Insulin autoimmune syndrome (IAS) or Hirata disease is a rare condition presenting as recurrent hypoglycemia, and associated with elevated insulin levels in the presence of insulin autoantibodies (IAAs) in patients who were never exposed to exogenous insulin and with no evidence of pancreatic abnormalities. IAS is much more frequent in East Asians, especially the Japanese population, compared to the lower incidence in Caucasians. However, it can be associated with other autoimmune diseases or drug use like methimazole and alpha-lipoic acid (ALA). We report a case of a 47-year-old Caucasian male presenting with a 12-month history of worsening episodes of fasting and post-prandial hypoglycemia associated with symptoms of dizziness, tremors, palpitations, and unconsciousness associated with hypoglycemia. Symptoms resolved with the administration of carbohydrate-containing foods, establishing Whipple's triad. At an outside facility, he had initial labs that showed elevated insulin levels (141 µU/ml) with normal glucose, C-peptide, and proinsulin levels, but there was no availability of an IAA lab assay. Given his symptoms, severity, and frequency of hypoglycemia, he was admitted to the hospital for a 72-hour fast, which showed the lowest glucose level of 64 mg/dl with inappropriately high insulin of 22.2 µU/ml, low C-peptide of 0.57 ng/ml, and undetectable proinsulin of <1.6 pmol/L, but with IAA being >50 U/ml (0.0-0.4 U/ml). He was treated with intensive dietary counseling with a low-carbohydrate diet and prednisone 20 mg twice daily initially. Additionally, he could not tolerate octreotide, diazoxide, and acarbose due to side effects. He is currently on prednisone 10 mg daily and nifedipine with no further hypoglycemic episodes, but still has a high IAA of >50 U/ml and serum insulin levels of 70-112 µU/ml. Our case highlights the importance of recognizing hypoglycemia and checking for IAA levels as first-line diagnostic tests, in the absence of which there could be a delay in diagnosis and leading to unnecessary lab and imaging testing. Our case is unique since it happened in a Caucasian without any prior exposure to a triggering factor and has not undergone self-remission yet, which happens in most of IAS cases.

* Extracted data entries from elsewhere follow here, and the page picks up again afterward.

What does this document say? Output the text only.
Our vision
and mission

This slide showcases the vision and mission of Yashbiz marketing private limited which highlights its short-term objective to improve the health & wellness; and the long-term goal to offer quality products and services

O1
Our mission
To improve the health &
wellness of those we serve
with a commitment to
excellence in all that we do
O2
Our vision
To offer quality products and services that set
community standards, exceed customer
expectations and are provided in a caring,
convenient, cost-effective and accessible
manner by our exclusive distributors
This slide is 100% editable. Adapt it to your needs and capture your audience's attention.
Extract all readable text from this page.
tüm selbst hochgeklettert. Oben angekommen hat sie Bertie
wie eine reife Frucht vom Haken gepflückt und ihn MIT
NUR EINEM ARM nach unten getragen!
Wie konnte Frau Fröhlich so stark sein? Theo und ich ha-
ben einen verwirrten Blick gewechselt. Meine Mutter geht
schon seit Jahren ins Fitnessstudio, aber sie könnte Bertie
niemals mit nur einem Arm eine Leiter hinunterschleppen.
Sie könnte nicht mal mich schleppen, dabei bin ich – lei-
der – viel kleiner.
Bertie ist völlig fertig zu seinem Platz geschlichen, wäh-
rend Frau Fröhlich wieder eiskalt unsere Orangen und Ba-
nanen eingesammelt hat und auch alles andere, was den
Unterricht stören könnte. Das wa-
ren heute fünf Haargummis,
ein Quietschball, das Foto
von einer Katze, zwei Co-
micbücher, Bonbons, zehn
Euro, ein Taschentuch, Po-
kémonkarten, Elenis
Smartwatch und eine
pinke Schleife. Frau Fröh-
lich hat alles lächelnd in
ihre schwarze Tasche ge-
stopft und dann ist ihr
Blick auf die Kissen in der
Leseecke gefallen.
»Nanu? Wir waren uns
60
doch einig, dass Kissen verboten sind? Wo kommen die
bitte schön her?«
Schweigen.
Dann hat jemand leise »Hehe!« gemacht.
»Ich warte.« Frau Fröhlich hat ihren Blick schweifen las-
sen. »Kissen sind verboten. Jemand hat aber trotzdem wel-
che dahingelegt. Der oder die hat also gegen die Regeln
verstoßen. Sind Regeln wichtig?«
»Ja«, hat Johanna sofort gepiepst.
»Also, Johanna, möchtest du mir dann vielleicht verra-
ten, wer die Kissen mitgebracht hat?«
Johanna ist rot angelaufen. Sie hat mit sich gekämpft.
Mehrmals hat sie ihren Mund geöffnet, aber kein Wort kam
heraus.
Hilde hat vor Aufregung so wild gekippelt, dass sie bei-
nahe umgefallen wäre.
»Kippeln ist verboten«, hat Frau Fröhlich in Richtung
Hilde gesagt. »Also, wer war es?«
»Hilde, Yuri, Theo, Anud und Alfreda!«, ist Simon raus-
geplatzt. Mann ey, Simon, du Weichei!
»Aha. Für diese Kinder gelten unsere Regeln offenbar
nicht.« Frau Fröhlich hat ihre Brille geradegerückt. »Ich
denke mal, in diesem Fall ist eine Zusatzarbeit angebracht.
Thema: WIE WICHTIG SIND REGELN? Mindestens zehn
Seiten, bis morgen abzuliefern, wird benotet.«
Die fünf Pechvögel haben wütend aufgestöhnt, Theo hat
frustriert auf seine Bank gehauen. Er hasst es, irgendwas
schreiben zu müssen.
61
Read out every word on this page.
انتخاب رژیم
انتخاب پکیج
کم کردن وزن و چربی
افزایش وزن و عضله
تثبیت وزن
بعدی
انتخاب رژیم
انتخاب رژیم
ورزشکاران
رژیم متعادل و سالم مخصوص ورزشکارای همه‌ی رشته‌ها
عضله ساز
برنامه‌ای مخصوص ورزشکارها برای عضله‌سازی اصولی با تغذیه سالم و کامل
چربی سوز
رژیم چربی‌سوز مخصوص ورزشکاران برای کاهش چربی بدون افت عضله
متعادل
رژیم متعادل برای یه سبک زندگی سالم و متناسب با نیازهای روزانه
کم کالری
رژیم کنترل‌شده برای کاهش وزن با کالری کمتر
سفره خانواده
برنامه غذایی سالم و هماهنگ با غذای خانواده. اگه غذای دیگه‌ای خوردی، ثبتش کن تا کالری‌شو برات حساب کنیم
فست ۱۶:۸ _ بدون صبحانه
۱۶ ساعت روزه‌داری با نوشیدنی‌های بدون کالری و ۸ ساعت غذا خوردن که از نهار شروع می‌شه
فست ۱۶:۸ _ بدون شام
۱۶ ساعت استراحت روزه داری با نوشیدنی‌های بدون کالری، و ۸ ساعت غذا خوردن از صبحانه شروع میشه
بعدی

胰岛素自身免疫综合征(IAS)或平田病是一种罕见疾病,表现为反复低血糖,在从未接触过外源性胰岛素且无胰腺异常证据的患者中,存在胰岛素自身抗体(IAA)时胰岛素水平升高。与白种人较低的发病率相比,IAS在东亚人中更为常见,尤其是日本人群。然而,它可能与其他自身免疫性疾病或药物使用有关,如甲巯咪唑和α-硫辛酸(ALA)。我们报告一例47岁白种男性病例,该患者有12个月的空腹和餐后低血糖发作加重病史,伴有头晕、震颤、心悸等症状以及与低血糖相关的意识丧失。给予含碳水化合物食物后症状缓解,确立了惠普尔三联征。在外部机构,他最初的实验室检查显示胰岛素水平升高(141 μU/ml),而血糖、C肽和胰岛素原水平正常,但无法进行IAA实验室检测。鉴于他的症状、低血糖的严重程度和发作频率,他被收住入院进行72小时禁食试验,结果显示最低血糖水平为64 mg/dl,胰岛素水平不适当升高至22.2 μU/ml,C肽水平低至0.57 ng/ml,胰岛素原水平检测不到<1.6 pmol/L,但IAA>50 U/ml(0.0 - 0.4 U/ml)。最初对他进行了强化饮食咨询,采用低碳水化合物饮食,并给予泼尼松20 mg每日两次。此外,由于副作用,他无法耐受奥曲肽、二氮嗪和阿卡波糖。他目前每天服用10 mg泼尼松和硝苯地平,未再发生低血糖发作,但IAA仍>50 U/ml,血清胰岛素水平为70 - 112 μU/ml。我们的病例强调了在没有低血糖发作时识别低血糖并检查IAA水平作为一线诊断测试的重要性,否则可能会延迟诊断并导致不必要的实验室和影像学检查。我们的病例很独特,因为它发生在一名白种人身上,之前没有接触过任何触发因素,且尚未自行缓解,而大多数IAS病例会自行缓解。